In [None]:
import pandas as pd
import numpy as np

# Load the dataset
df = pd.read_csv('glo.csv', encoding='ISO-8859-1', low_memory=False)

# =====================================================================
# 1. Handle Missing Values
# =====================================================================

# List of columns to keep based on your specification
columns_to_keep = [
    'eventid', 'iyear', 'imonth', 'iday', 'approxdate', 'extended',
    'resolution', 'country', 'country_txt', 'region', 'region_txt',
    'provstate', 'city', 'latitude', 'longitude', 'specificity',
    'vicinity', 'location', 'crit1', 'crit2', 'crit3', 'doubtterr',
    'alternative', 'alternative_txt', 'multiple', 'success', 'suicide',
    'attacktype1', 'attacktype1_txt', 'attacktype2', 'attacktype2_txt',
    'attacktype3', 'attacktype3_txt', 'targtype1', 'targtype1_txt',
    'targsubtype1', 'targsubtype1_txt', 'corp1', 'target1', 'natlty1',
    'natlty1_txt'
]

# Filter only the specified columns
df = df[columns_to_keep]

# Drop columns with >70% missing values
threshold = len(df) * 0.30  # Keep columns with at least 30% data
df = df.dropna(thresh=threshold, axis=1)

# =====================================================================
# 2. Handle Date-related Columns
# =====================================================================

# Fix invalid dates
df['iday'] = df['iday'].replace(0, 1)
df['imonth'] = df['imonth'].replace(0, 1)

# Create date column
df['date'] = pd.to_datetime(
    df['iyear'].astype(str) + '-' + 
    df['imonth'].astype(str) + '-' + 
    df['iday'].astype(str),
    errors='coerce'
)

# =====================================================================
# 3. Clean Categorical Data
# =====================================================================

categorical_cols = [
    'country_txt', 'region_txt', 'provstate', 'city',
    'attacktype1_txt',
    'targtype1_txt', 'targsubtype1_txt', 'natlty1_txt'
]

for col in categorical_cols:
    # Fill NA and convert to category
    df[col] = df[col].fillna('Unknown').astype('category')
    
# =====================================================================
# 4. Clean Numerical Data
# =====================================================================

numerical_cols = [
    'latitude', 'longitude', 'specificity',
    'crit1', 'crit2', 'crit3', 'multiple', 'success', 'suicide'
]

for col in numerical_cols:
    # Fill NA with 0 for binary/coordinate columns
    df[col] = df[col].fillna(0).astype(float)

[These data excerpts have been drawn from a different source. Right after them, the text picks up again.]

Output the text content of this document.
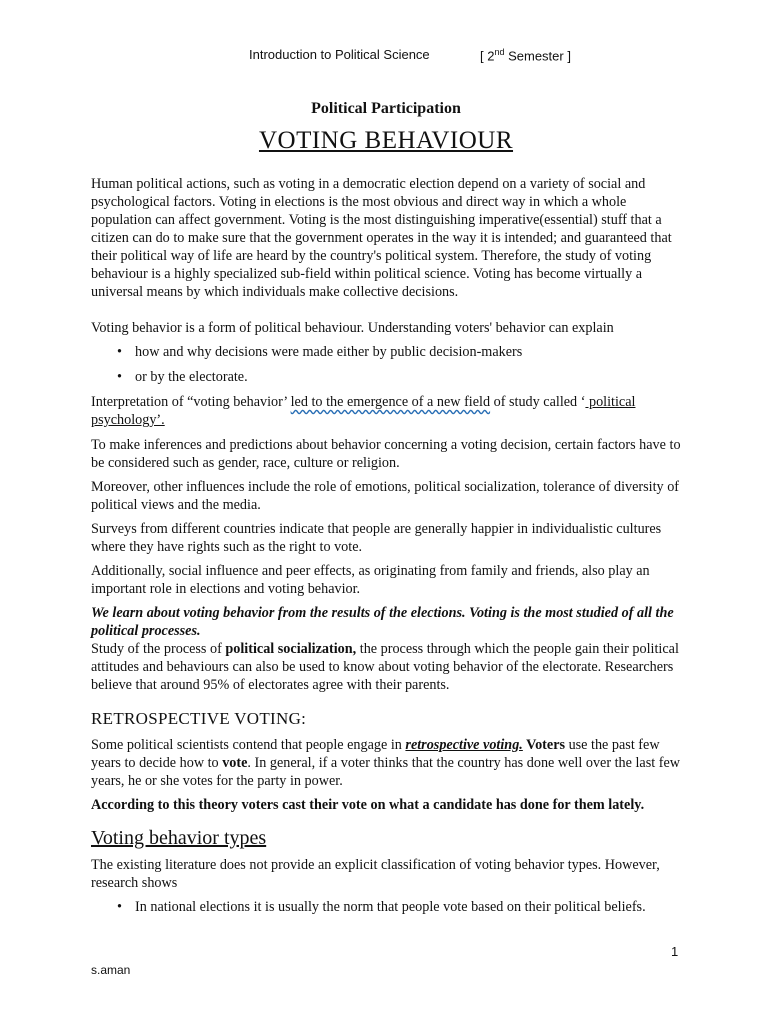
Introduction to Political Science	[ 2nd Semester ]

Political Participation

VOTING BEHAVIOUR

Human political actions, such as voting in a democratic election depend on a variety of social and psychological factors. Voting in elections is the most obvious and direct way in which a whole population can affect government. Voting is the most distinguishing imperative(essential) stuff that a citizen can do to make sure that the government operates in the way it is intended; and guaranteed that their political way of life are heard by the country's political system. Therefore, the study of voting behaviour is a highly specialized sub-field within political science. Voting has become virtually a universal means by which individuals make collective decisions.

Voting behavior is a form of political behaviour. Understanding voters' behavior can explain

• how and why decisions were made either by public decision-makers
• or by the electorate.

Interpretation of “voting behavior’ led to the emergence of a new field of study called ‘ political psychology’.

To make inferences and predictions about behavior concerning a voting decision, certain factors have to be considered such as gender, race, culture or religion.

Moreover, other influences include the role of emotions, political socialization, tolerance of diversity of political views and the media.

Surveys from different countries indicate that people are generally happier in individualistic cultures where they have rights such as the right to vote.

Additionally, social influence and peer effects, as originating from family and friends, also play an important role in elections and voting behavior.

We learn about voting behavior from the results of the elections. Voting is the most studied of all the political processes.

Study of the process of political socialization, the process through which the people gain their political attitudes and behaviours can also be used to know about voting behavior of the electorate. Researchers believe that around 95% of electorates agree with their parents.

RETROSPECTIVE VOTING:

Some political scientists contend that people engage in retrospective voting. Voters use the past few years to decide how to vote. In general, if a voter thinks that the country has done well over the last few years, he or she votes for the party in power.

According to this theory voters cast their vote on what a candidate has done for them lately.

Voting behavior types

The existing literature does not provide an explicit classification of voting behavior types. However, research shows

• In national elections it is usually the norm that people vote based on their political beliefs.
1
s.aman
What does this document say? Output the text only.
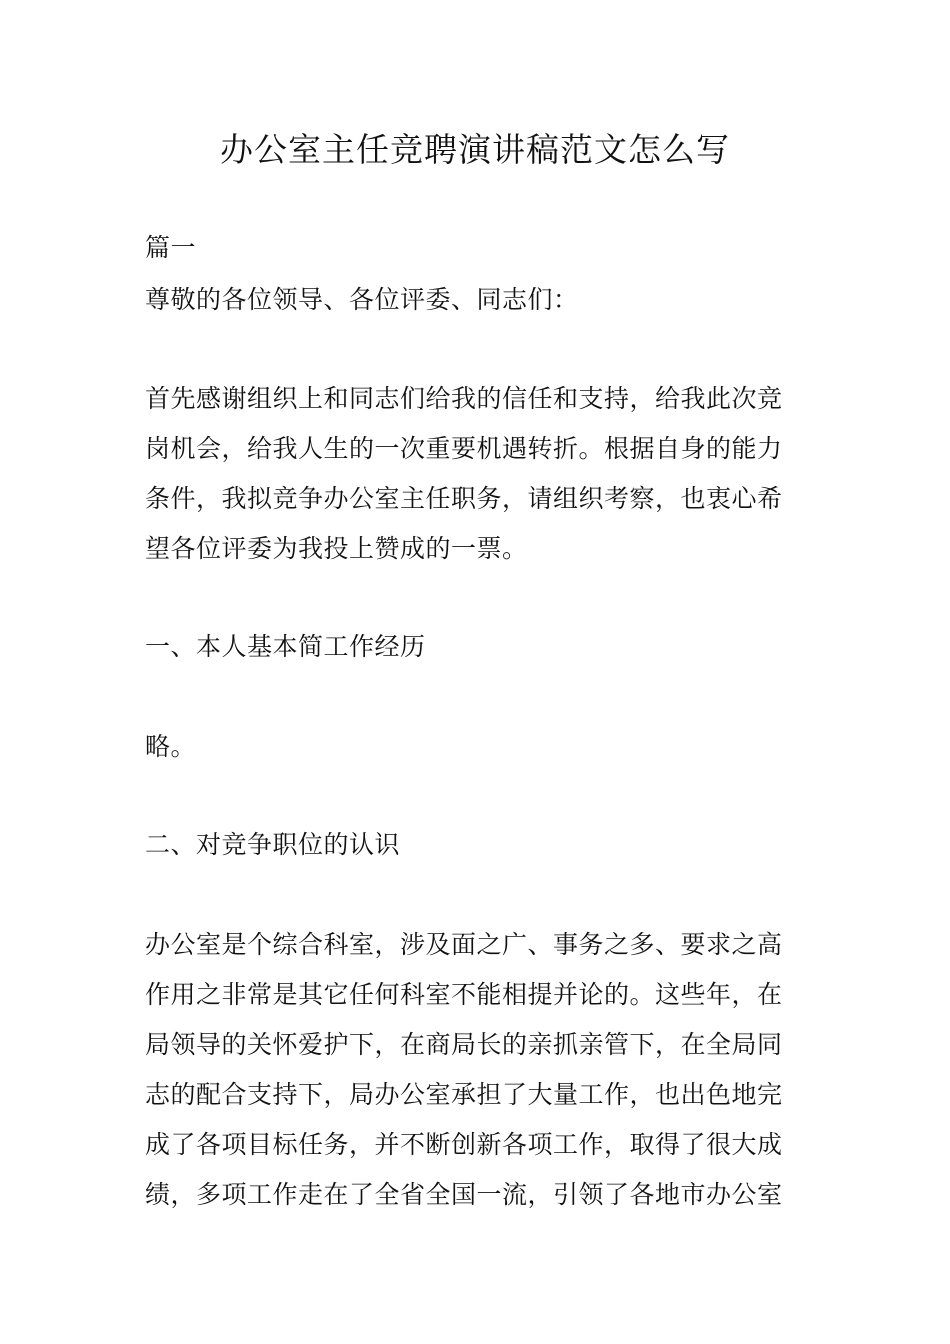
办公室主任竞聘演讲稿范文怎么写
篇一
尊敬的各位领导、各位评委、同志们：
首先感谢组织上和同志们给我的信任和支持，给我此次竞
岗机会，给我人生的一次重要机遇转折。根据自身的能力
条件，我拟竞争办公室主任职务，请组织考察，也衷心希
望各位评委为我投上赞成的一票。
一、本人基本简工作经历
略。
二、对竞争职位的认识
办公室是个综合科室，涉及面之广、事务之多、要求之高
作用之非常是其它任何科室不能相提并论的。这些年，在
局领导的关怀爱护下，在商局长的亲抓亲管下，在全局同
志的配合支持下，局办公室承担了大量工作，也出色地完
成了各项目标任务，并不断创新各项工作，取得了很大成
绩，多项工作走在了全省全国一流，引领了各地市办公室
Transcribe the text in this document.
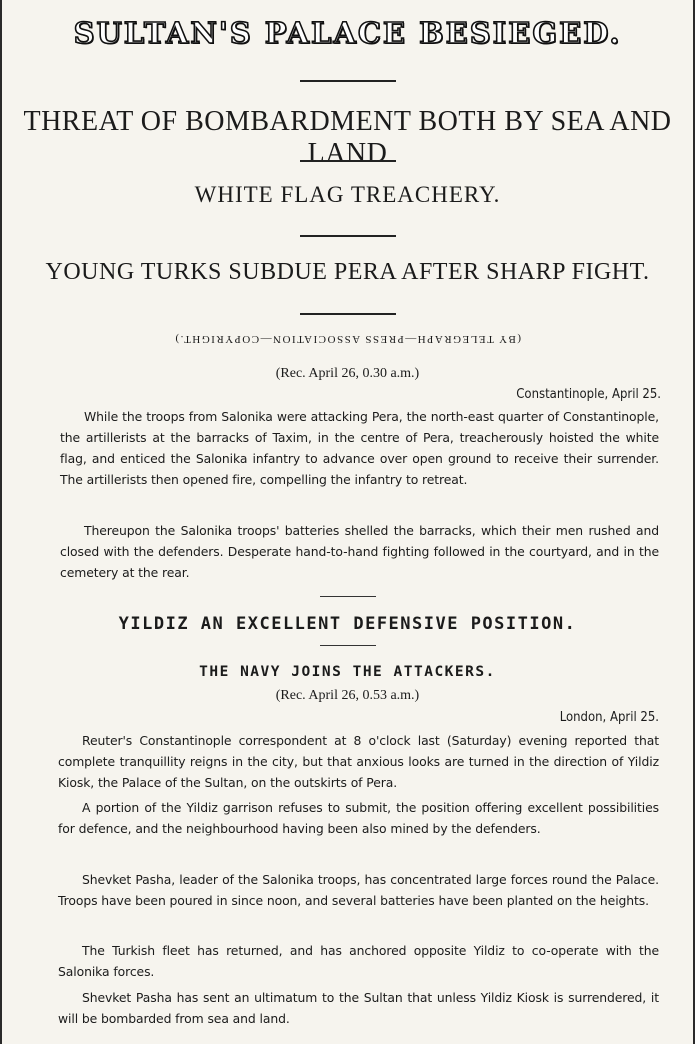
SULTAN'S PALACE BESIEGED.
THREAT OF BOMBARDMENT BOTH BY SEA AND LAND
WHITE FLAG TREACHERY.
YOUNG TURKS SUBDUE PERA AFTER SHARP FIGHT.
(BY TELEGRAPH—PRESS ASSOCIATION—COPYRIGHT.)
(Rec. April 26, 0.30 a.m.)
Constantinople, April 25.
While the troops from Salonika were attacking Pera, the north-east quarter of Constantinople, the artillerists at the barracks of Taxim, in the centre of Pera, treacherously hoisted the white flag, and enticed the Salonika infantry to advance over open ground to receive their surrender. The artillerists then opened fire, compelling the infantry to retreat.
Thereupon the Salonika troops' batteries shelled the barracks, which their men rushed and closed with the defenders. Desperate hand-to-hand fighting followed in the courtyard, and in the cemetery at the rear.
YILDIZ AN EXCELLENT DEFENSIVE POSITION.
THE NAVY JOINS THE ATTACKERS.
(Rec. April 26, 0.53 a.m.)
London, April 25.
Reuter's Constantinople correspondent at 8 o'clock last (Saturday) evening reported that complete tranquillity reigns in the city, but that anxious looks are turned in the direction of Yildiz Kiosk, the Palace of the Sultan, on the outskirts of Pera.
A portion of the Yildiz garrison refuses to submit, the position offering excellent possibilities for defence, and the neighbourhood having been also mined by the defenders.
Shevket Pasha, leader of the Salonika troops, has concentrated large forces round the Palace. Troops have been poured in since noon, and several batteries have been planted on the heights.
The Turkish fleet has returned, and has anchored opposite Yildiz to co-operate with the Salonika forces.
Shevket Pasha has sent an ultimatum to the Sultan that unless Yildiz Kiosk is surrendered, it will be bombarded from sea and land.
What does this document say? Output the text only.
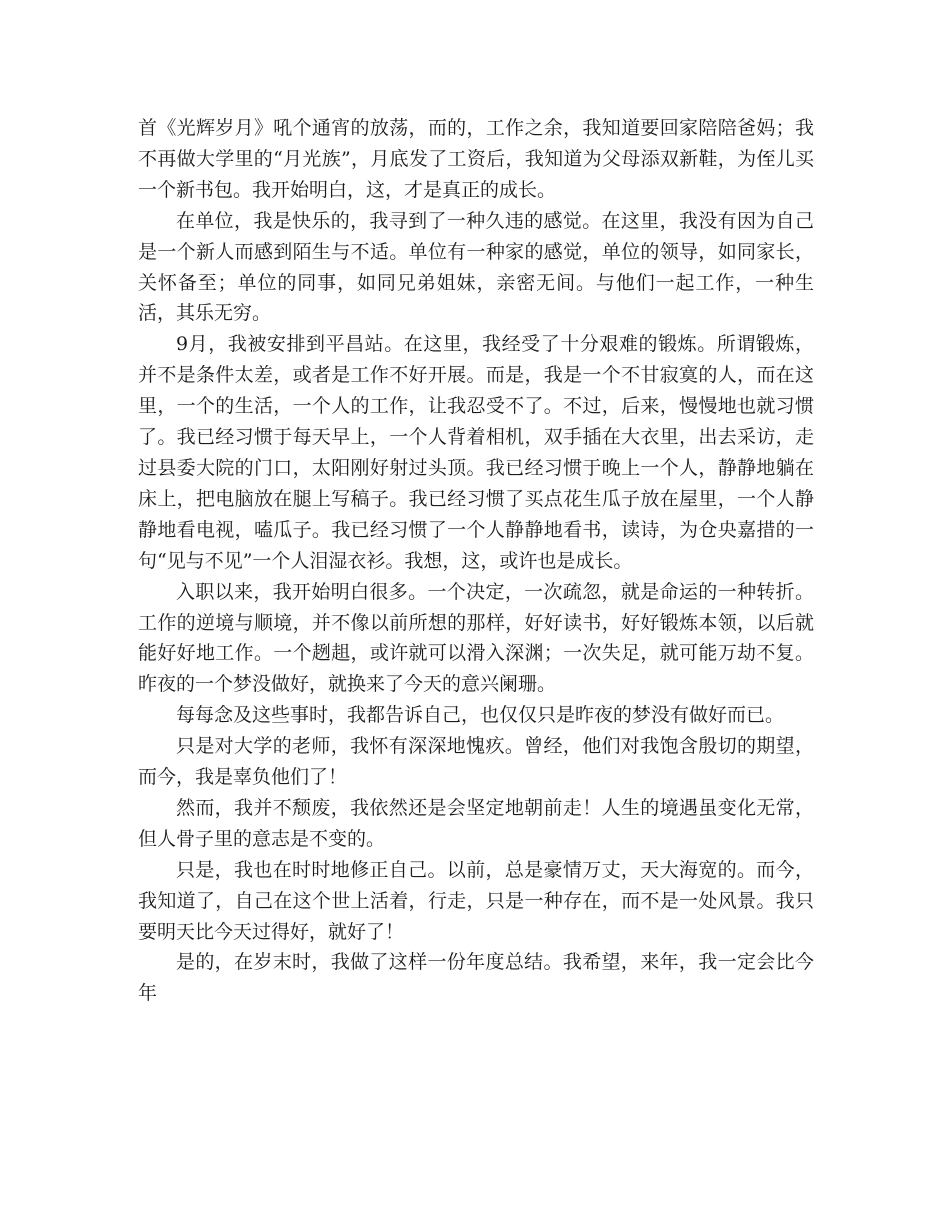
首《光辉岁月》吼个通宵的放荡，而的，工作之余，我知道要回家陪陪爸妈；我不再做大学里的“月光族”，月底发了工资后，我知道为父母添双新鞋，为侄儿买一个新书包。我开始明白，这，才是真正的成长。

在单位，我是快乐的，我寻到了一种久违的感觉。在这里，我没有因为自己是一个新人而感到陌生与不适。单位有一种家的感觉，单位的领导，如同家长，关怀备至；单位的同事，如同兄弟姐妹，亲密无间。与他们一起工作，一种生活，其乐无穷。

9月，我被安排到平昌站。在这里，我经受了十分艰难的锻炼。所谓锻炼，并不是条件太差，或者是工作不好开展。而是，我是一个不甘寂寞的人，而在这里，一个的生活，一个人的工作，让我忍受不了。不过，后来，慢慢地也就习惯了。我已经习惯于每天早上，一个人背着相机，双手插在大衣里，出去采访，走过县委大院的门口，太阳刚好射过头顶。我已经习惯于晚上一个人，静静地躺在床上，把电脑放在腿上写稿子。我已经习惯了买点花生瓜子放在屋里，一个人静静地看电视，嗑瓜子。我已经习惯了一个人静静地看书，读诗，为仓央嘉措的一句“见与不见”一个人泪湿衣衫。我想，这，或许也是成长。

入职以来，我开始明白很多。一个决定，一次疏忽，就是命运的一种转折。工作的逆境与顺境，并不像以前所想的那样，好好读书，好好锻炼本领，以后就能好好地工作。一个趔趄，或许就可以滑入深渊；一次失足，就可能万劫不复。昨夜的一个梦没做好，就换来了今天的意兴阑珊。

每每念及这些事时，我都告诉自己，也仅仅只是昨夜的梦没有做好而已。

只是对大学的老师，我怀有深深地愧疚。曾经，他们对我饱含殷切的期望，而今，我是辜负他们了！

然而，我并不颓废，我依然还是会坚定地朝前走！人生的境遇虽变化无常，但人骨子里的意志是不变的。

只是，我也在时时地修正自己。以前，总是豪情万丈，天大海宽的。而今，我知道了，自己在这个世上活着，行走，只是一种存在，而不是一处风景。我只要明天比今天过得好，就好了！

是的，在岁末时，我做了这样一份年度总结。我希望，来年，我一定会比今年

# Handle geographical outliers
df['latitude'] = df['latitude'].clip(-90, 90)
df['longitude'] = df['longitude'].clip(-180, 180)

# =====================================================================
# 5. Clean Text Data
# =====================================================================

text_cols = ['target1', 'corp1', 'location']
for col in text_cols:
    df[col] = df[col].str.strip().str.title().replace(
        ['Unknown', 'Unknown Group'], np.nan
    )

# =====================================================================
# 6. Handle Special Values
# =====================================================================

# Replace placeholder values
df.replace({
    -9: np.nan,
    -99: np.nan,
    -999: np.nan
}, inplace=True)

# =====================================================================
# 7. Final Cleaning
# =====================================================================

# Drop low-value columns
cols_to_drop = [
    'approxdate', 'resolution', 'doubtterr',
    'alternative', 'alternative_txt', 'natlty1'
]
df.drop(columns=cols_to_drop, errors='ignore', inplace=True)

# Remove duplicates
df.drop_duplicates(subset=['eventid'], keep='first', inplace=True)

# Reset index
df.reset_index(drop=True, inplace=True)

# Save cleaned data
df.to_csv('cleaned_terrorism_data.csv', index=False)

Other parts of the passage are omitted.